Her socks give us an idea of how the split toed nalbound socks may have been worn. It is important to note, however, that the painting is not so detailed as to reveal the technique used to make her red socks and we do have extant socks with split toes from a similar time frame in Egypt that are made of cut and sewn woven cloth and a different pair of felt. All three kinds, woven, felt, and nalbound, appear to have very similar characteristics with slits at the ankles (necessary in the less flexible techniques, optional in nalbinding) and ties at the top.

Close up of the Shroud of a Woman Wearing a Fringed Tunic showing her red socks.

If you look closely you can see that the artist has drawn lines at the back of her ankles that appear to indicate that the laces were tied at the back. One on each side of her right foot (showing on the left) and also at the back of her left foot.

One of Anne Marie Decker’s nalbound socks based on the pair in the V&A held at a distance away from the Shroud of the Woman Wearing a Fringed Tunic in the MET.

You can also see that the socks are relatively thin as the artist did paint some definition of her toes, besides the slit for her sandals.

I did have to bring my own pair of red socks, just because I could not pass up the opportunity. The reason that my ties are as long as they are is because I had seen pictures of this Lady before I made them.

My thanks to Matthew Pius for letting me know that she was out on display and sending my first close-ups.

Ruth Decker standing next to one of the Late Republican Era, c. 50-40 BC, Roman wall paintings from the Reception hall of the villa of P. Fannius Synistor at Boscoreale now in the MET: Rogers Fund, 1903 (03.14.5) This painting is of a woman playing a kithara.

While I was there, I also got to get a close look at some Roman wall paintings (and lots and lots of Roman/Greek statuary feet). One of which became very interesting… a detail I had not noticed in photographs before. Her foot is not painted in the same color as her skin.
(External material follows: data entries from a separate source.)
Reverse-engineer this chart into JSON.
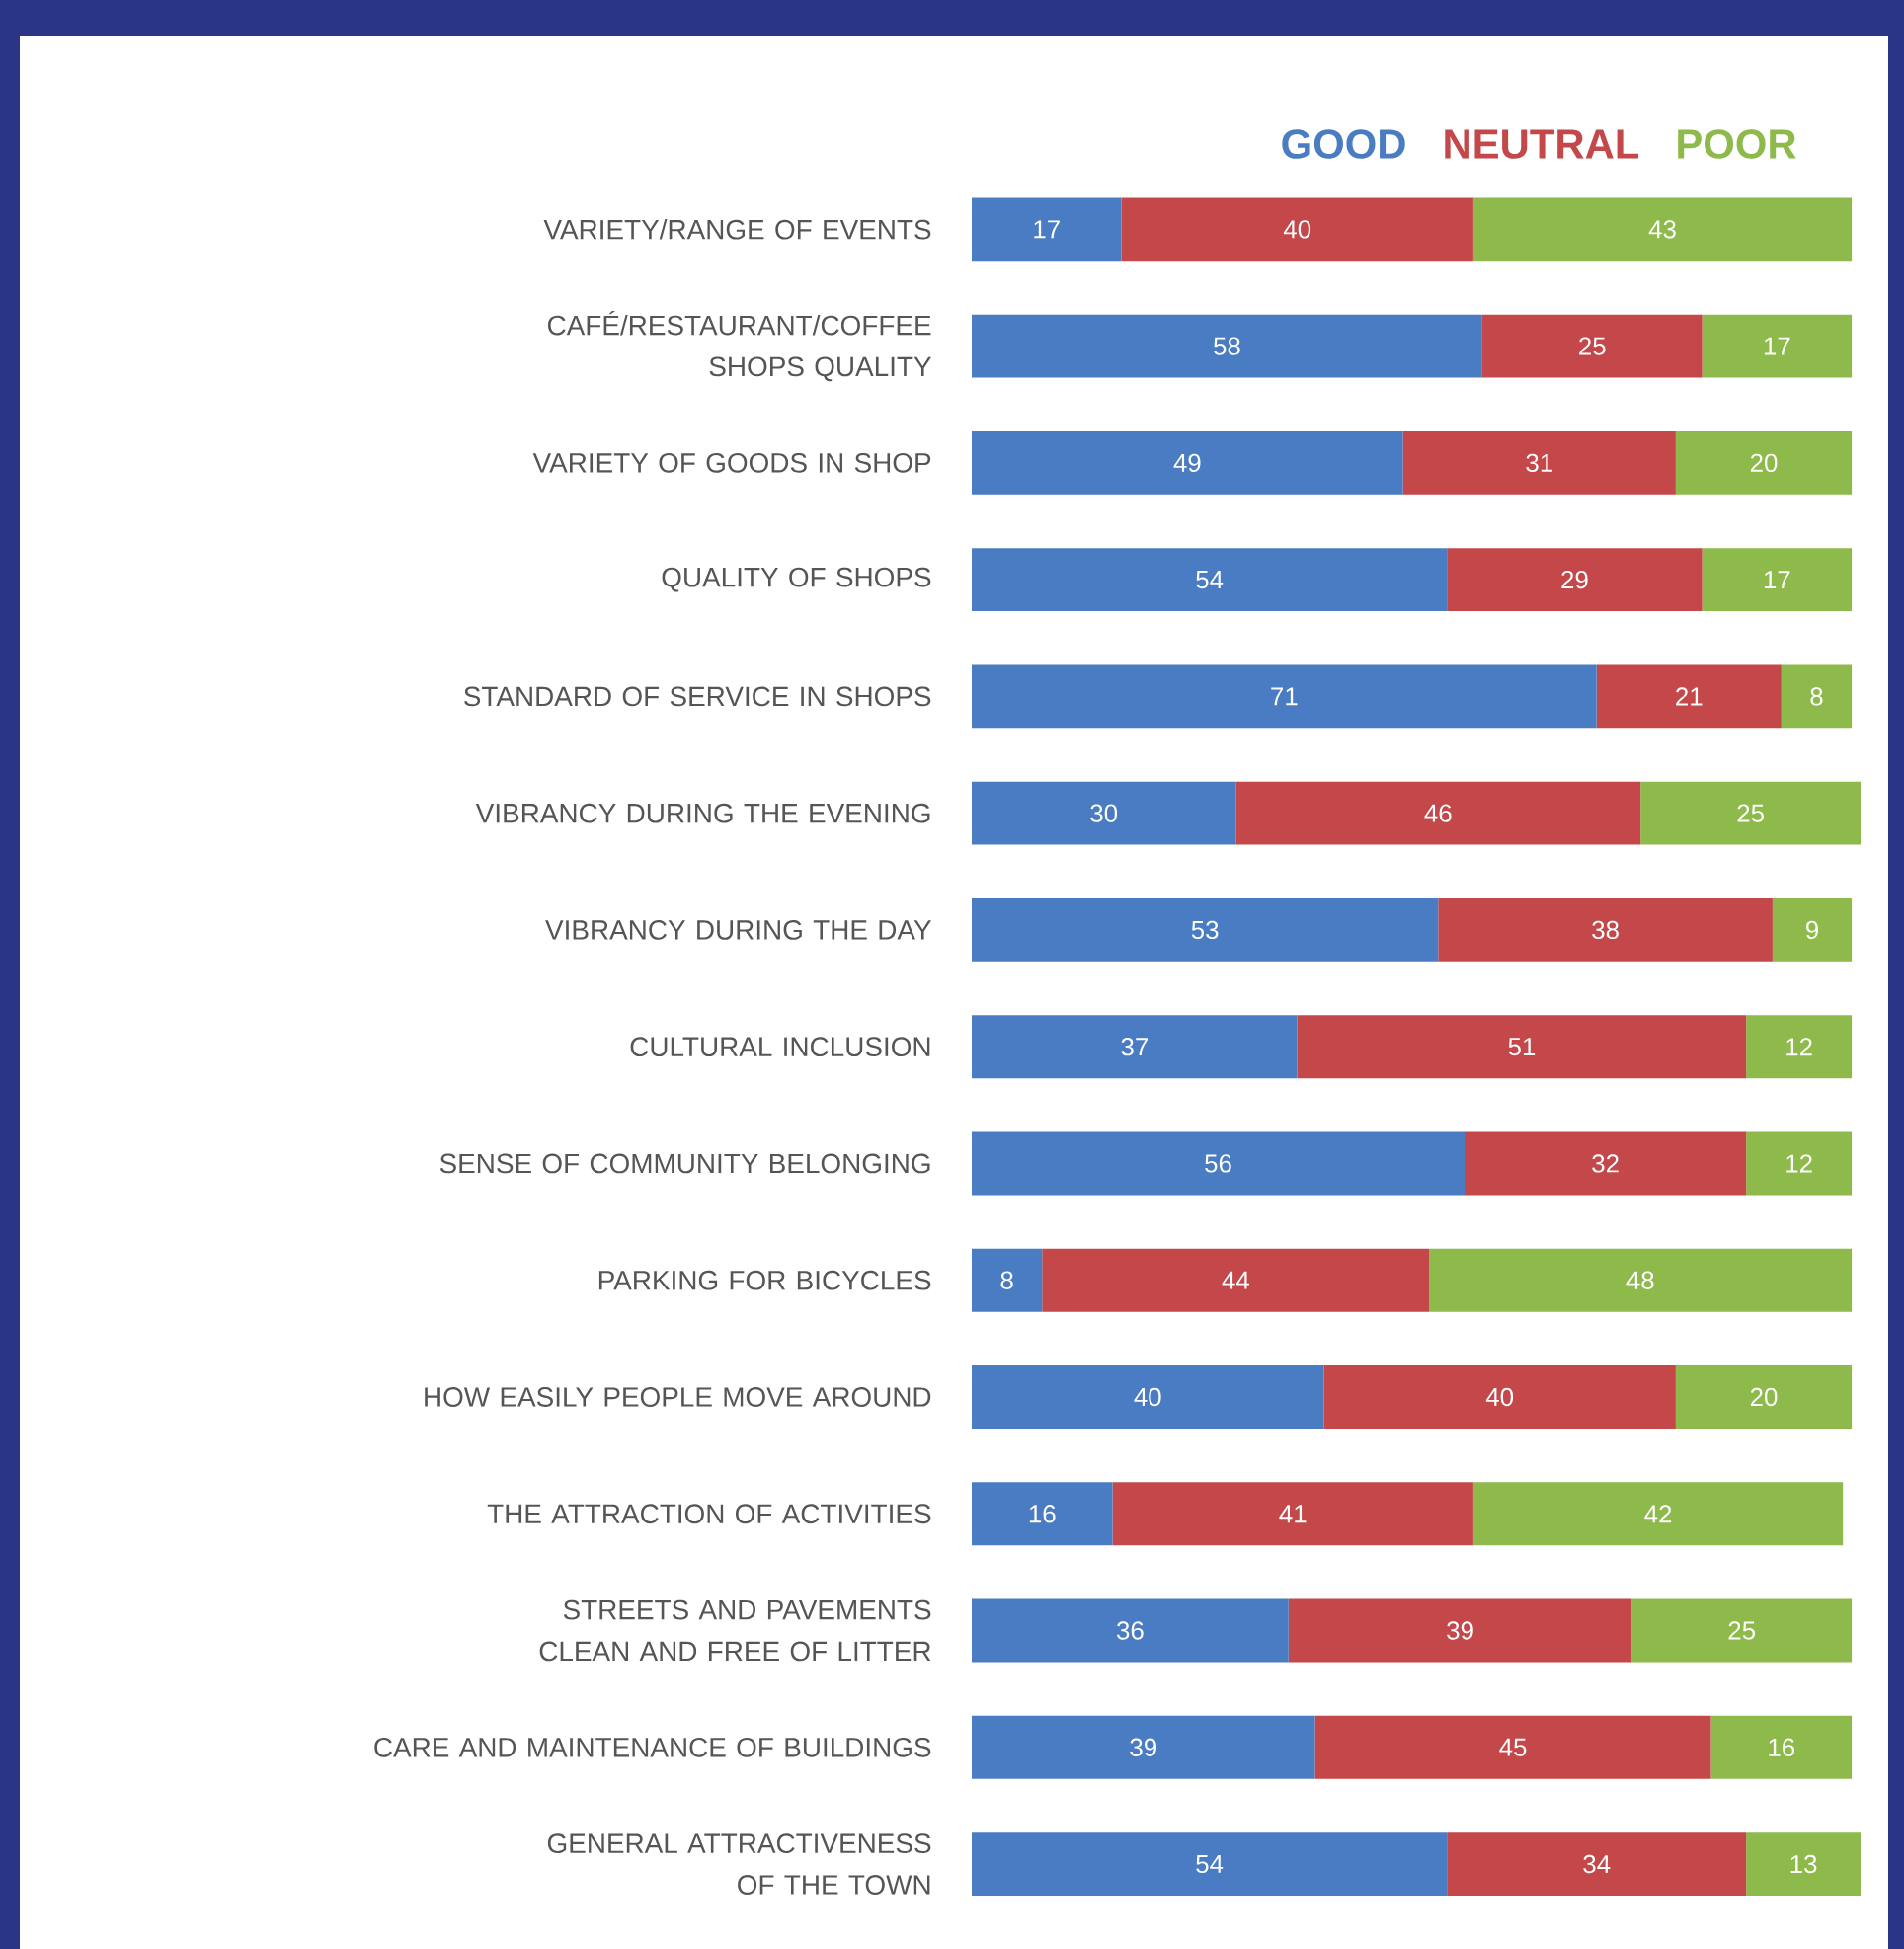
{
  "chart_data": {
    "type": "bar",
    "orientation": "horizontal",
    "stacked": true,
    "data_labels": true,
    "legend": "top right",
    "tick_labels": "y",
    "categories": [
      "VARIETY/RANGE OF EVENTS",
      "CAFÉ/RESTAURANT/COFFEE SHOPS QUALITY",
      "VARIETY OF GOODS IN SHOP",
      "QUALITY OF SHOPS",
      "STANDARD OF SERVICE IN SHOPS",
      "VIBRANCY DURING THE EVENING",
      "VIBRANCY DURING THE DAY",
      "CULTURAL INCLUSION",
      "SENSE OF COMMUNITY BELONGING",
      "PARKING FOR BICYCLES",
      "HOW EASILY PEOPLE MOVE AROUND",
      "THE ATTRACTION OF ACTIVITIES",
      "STREETS AND PAVEMENTS CLEAN AND FREE OF LITTER",
      "CARE AND MAINTENANCE OF BUILDINGS",
      "GENERAL ATTRACTIVENESS OF THE TOWN"
    ],
    "series": [
      {
        "name": "GOOD",
        "color": "#4a7cc4",
        "values": [
          17,
          58,
          49,
          54,
          71,
          30,
          53,
          37,
          56,
          8,
          40,
          16,
          36,
          39,
          54
        ]
      },
      {
        "name": "NEUTRAL",
        "color": "#c4474a",
        "values": [
          40,
          25,
          31,
          29,
          21,
          46,
          38,
          51,
          32,
          44,
          40,
          41,
          39,
          45,
          34
        ]
      },
      {
        "name": "POOR",
        "color": "#8dba4a",
        "values": [
          43,
          17,
          20,
          17,
          8,
          25,
          9,
          12,
          12,
          48,
          20,
          42,
          25,
          16,
          13
        ]
      }
    ]
  }
}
I cannot say definitively that it is a sock, more research into Republican Era painting styles and clothing/footwear is necessary, but it is an intriguing detail. Please let me know if you run across any other potential depictions of socks.

Close up of the foot of the woman playing a kithara. The yellow is not the color used to paint her skin. It is also showing the same yellow above and below the line for some form of strap.

While we spend much of our time in the Roman and Greek areas of the MET, we did take a quick look at the Medieval, Egyptian, and passed through areas of paintings on our way to the Medici exhibit that was on temporary display. I could not pass up the opportunity to see Eleanore of Toledo’s red velvet dress in person as who knows when I will get to return to Florence.

Eleanore of Toledo’s red velvet gown on loan to and on display at the MET for The Medici: Portraits & Politics, 1512-1570 exhibit that just ended October 11th.
Mom and I enjoying our dinner outside on a perfect day for outdoor dining. Looking forward to getting a bit more “big city” time again soon.

After a very exciting, but very very long day, mom and I had a wonderfully relaxing and restorative dinner at an amazing restaurant just two doors down from the hotel. Which was absolutely necessary given that I have not walked over 14,000 steps in a long, long time.

Our trip ended after a tour of the Garment District and St Pauls on one day and Coney Island and the Aquarium on the next. I was so glad to have to be back to work on Monday after nearly 40,000 steps in three days. But, we are very much looking forward to being able to travel again. We learn so much.

While at the MET, I picked up several books on art and textiles of Central Africa. I’ve been really enjoying getting a glimpse into an area with which I have been unfortunately less familiar. It’s fascinating to see the very strong traditional usage of nalbinding in the region. There are a variety of stitches, ranging from simple variants to lacework in compound variants, in a variety of garments and other usages.